New applications in biology

We extensively evaluate ProCyon for biological applications, particularly through its ability to perform zero-shot tasks—solving tasks that were not explicitly present in its training data. One such application is the identification of protein domains that bind to small molecule drugs (Figure 5a). Despite not being trained on domain-level drug binding data, ProCyon accurately identifies the correct binding domain in 24 out of 35 cases (Figure 5b). This performance highlights ProCyon’s adaptability in tackling the complex ligand-binding prediction problem.

ProCyon also excels in retrieval tasks based on complex compositional queries across biological knowledge domains. For example, it differentiates between bupropion’s therapeutic mechanisms in treating major depressive disorder (MDD) and nicotine addiction (Figure 5c). When prompted for MDD, ProCyon retrieves the norepinephrine transporter (NET) as the primary target, while for nicotine addiction, it prioritizes the cholinergic receptor (AChR). This nuanced understanding demonstrates ProCyon’s ability to contextualize its predictions based on multi-scale biological inputs.

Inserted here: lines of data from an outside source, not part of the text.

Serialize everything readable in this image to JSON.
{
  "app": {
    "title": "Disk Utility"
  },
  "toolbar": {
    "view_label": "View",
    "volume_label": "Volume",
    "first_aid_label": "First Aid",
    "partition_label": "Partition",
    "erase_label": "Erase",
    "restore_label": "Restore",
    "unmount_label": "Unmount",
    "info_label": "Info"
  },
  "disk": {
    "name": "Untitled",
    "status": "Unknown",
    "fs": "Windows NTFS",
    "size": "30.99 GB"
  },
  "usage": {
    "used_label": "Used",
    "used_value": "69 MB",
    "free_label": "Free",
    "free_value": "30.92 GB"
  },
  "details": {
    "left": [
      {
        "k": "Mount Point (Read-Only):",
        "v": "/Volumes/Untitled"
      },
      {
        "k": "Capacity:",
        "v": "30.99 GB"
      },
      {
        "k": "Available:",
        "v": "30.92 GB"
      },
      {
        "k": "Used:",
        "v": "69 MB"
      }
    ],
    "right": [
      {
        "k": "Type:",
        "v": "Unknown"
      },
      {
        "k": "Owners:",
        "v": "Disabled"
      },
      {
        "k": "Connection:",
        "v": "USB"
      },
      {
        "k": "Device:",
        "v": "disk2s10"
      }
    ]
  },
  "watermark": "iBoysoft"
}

Figure 5. a) Application of ProCyon for protein domain-specific drug interaction prediction, specifically for the protein MGAM, which has nine domains. We rank each domain within the protein given a drug target prompt. In this example, the top domain (highlighted in orange) is ranked top in the retrieved list. b) Broader results for domain-drug binding prediction, with three other examples of two correctly predicted binding domains (P00742, Q13451) and one where the binding domain is ranked second (Q06187). Results are shown below for prediction across 35 examples, with the majority (24) being correctly identified as rank 1. c) ProCyon performs a compositional query, given bupropion and two diseases for which it is indicated. The model correctly ranks the nicotine receptor AChR as top in the left example and the norepinephrine receptor NET as top in the right example.

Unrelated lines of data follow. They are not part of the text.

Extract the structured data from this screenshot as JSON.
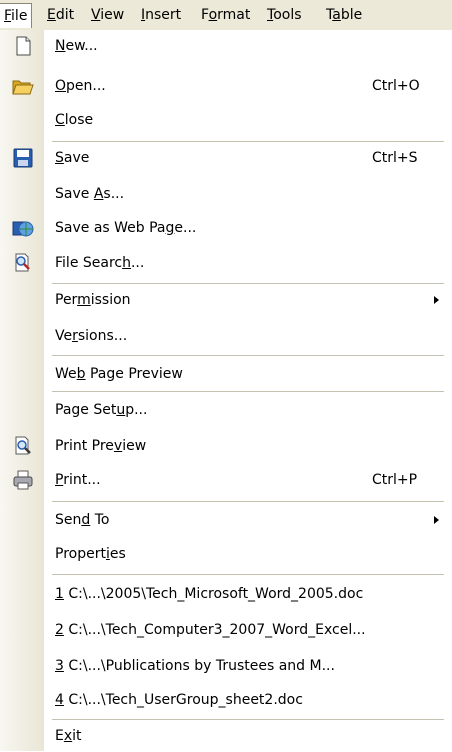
{
  "menubar": {
    "file": {
      "pre": "",
      "u": "F",
      "post": "ile"
    },
    "edit": {
      "pre": "",
      "u": "E",
      "post": "dit"
    },
    "view": {
      "pre": "",
      "u": "V",
      "post": "iew"
    },
    "insert": {
      "pre": "",
      "u": "I",
      "post": "nsert"
    },
    "format": {
      "pre": "F",
      "u": "o",
      "post": "rmat"
    },
    "tools": {
      "pre": "",
      "u": "T",
      "post": "ools"
    },
    "table": {
      "pre": "T",
      "u": "a",
      "post": "ble"
    }
  },
  "menu": {
    "new": {
      "pre": "",
      "u": "N",
      "post": "ew..."
    },
    "open": {
      "pre": "",
      "u": "O",
      "post": "pen...",
      "shortcut": "Ctrl+O"
    },
    "close": {
      "pre": "",
      "u": "C",
      "post": "lose"
    },
    "save": {
      "pre": "",
      "u": "S",
      "post": "ave",
      "shortcut": "Ctrl+S"
    },
    "save_as": {
      "pre": "Save ",
      "u": "A",
      "post": "s..."
    },
    "save_web": {
      "pre": "Save as Web Pa",
      "u": "g",
      "post": "e..."
    },
    "file_search": {
      "pre": "File Searc",
      "u": "h",
      "post": "..."
    },
    "permission": {
      "pre": "Per",
      "u": "m",
      "post": "ission"
    },
    "versions": {
      "pre": "Ve",
      "u": "r",
      "post": "sions..."
    },
    "web_preview": {
      "pre": "We",
      "u": "b",
      "post": " Page Preview"
    },
    "page_setup": {
      "pre": "Page Set",
      "u": "u",
      "post": "p..."
    },
    "print_preview": {
      "pre": "Print Pre",
      "u": "v",
      "post": "iew"
    },
    "print": {
      "pre": "",
      "u": "P",
      "post": "rint...",
      "shortcut": "Ctrl+P"
    },
    "send_to": {
      "pre": "Sen",
      "u": "d",
      "post": " To"
    },
    "properties": {
      "pre": "Propert",
      "u": "i",
      "post": "es"
    },
    "recent1": {
      "pre": "",
      "u": "1",
      "post": " C:\\...\\2005\\Tech_Microsoft_Word_2005.doc"
    },
    "recent2": {
      "pre": "",
      "u": "2",
      "post": " C:\\...\\Tech_Computer3_2007_Word_Excel..."
    },
    "recent3": {
      "pre": "",
      "u": "3",
      "post": " C:\\...\\Publications by Trustees and M..."
    },
    "recent4": {
      "pre": "",
      "u": "4",
      "post": " C:\\...\\Tech_UserGroup_sheet2.doc"
    },
    "exit": {
      "pre": "E",
      "u": "x",
      "post": "it"
    }
  },
  "icons": {
    "new": "new-document-icon",
    "open": "open-folder-icon",
    "save": "floppy-disk-icon",
    "save_web": "save-as-web-page-icon",
    "file_search": "file-search-icon",
    "print_preview": "print-preview-icon",
    "print": "printer-icon"
  },
  "colors": {
    "menubar_bg": "#ece9d8",
    "gutter": "#e9e6d6",
    "separator": "#c5c2b2",
    "save_blue": "#2a5fb0",
    "folder_yellow": "#f0c040"
  }
}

ProCyon can generate candidate phenotypes for poorly characterized proteins recently linked to Parkinson’s disease (PD). By producing detailed phenotype descriptions for these PD-associated proteins, ProCyon identified biological pathways that received high scores in expert reviews and showed significant enrichment in functional disease pathway analyses (Figure 6). 

ProCyon also excels in protein-peptide binding, accurately distinguishing binders from non-binders for ACE2 using mass spectrometry datasets from peptide candidates, paving the way for advancements in peptide-based therapies. Additionally, ProCyon tackles complex phenotypes like pleiotropic roles and pathway crosstalk, including identifying STING’s role in neuronal inflammatory stress—an insight only recently characterized. Beyond these capabilities, ProCyon models the functional impacts of genetic mutations, effectively distinguishing between benign and pathogenic variants, such as PSEN1 mutations associated with Alzheimer’s disease, enabling deeper exploration of disease biology.

Figure 6. ProCyon predicted phenotypes for poorly-annotated proteins implicated in Parkinson’s (PD). We define three comparison groups: “PD-Assoc.” is a group of PD genes, “Neuro control” is a group of control genes expressed in neurological tissue, and “General control” is a group of genes not expressed in neurological tissue. Consistently, ProCyon-generated pathways are ranked highly by expert annotation and automated enrichment tests, as shown by the green bars, which indicate significant differences in pathway enrichment between “PD Assoc.” and the control groups. 

Conclusion

ProCyon represents a transformative step toward a universal solution for functional protein biology, offering the potential to unlock new insights into the human proteome. Its ability to perform zero-shot generalization, combined with an intuitive natural language interface, democratizes access to cutting-edge protein analysis tools. ProCyon is an open model, and we make our training datasets, training and inference code, and pretrained models publicly available to encourage future work and exploration.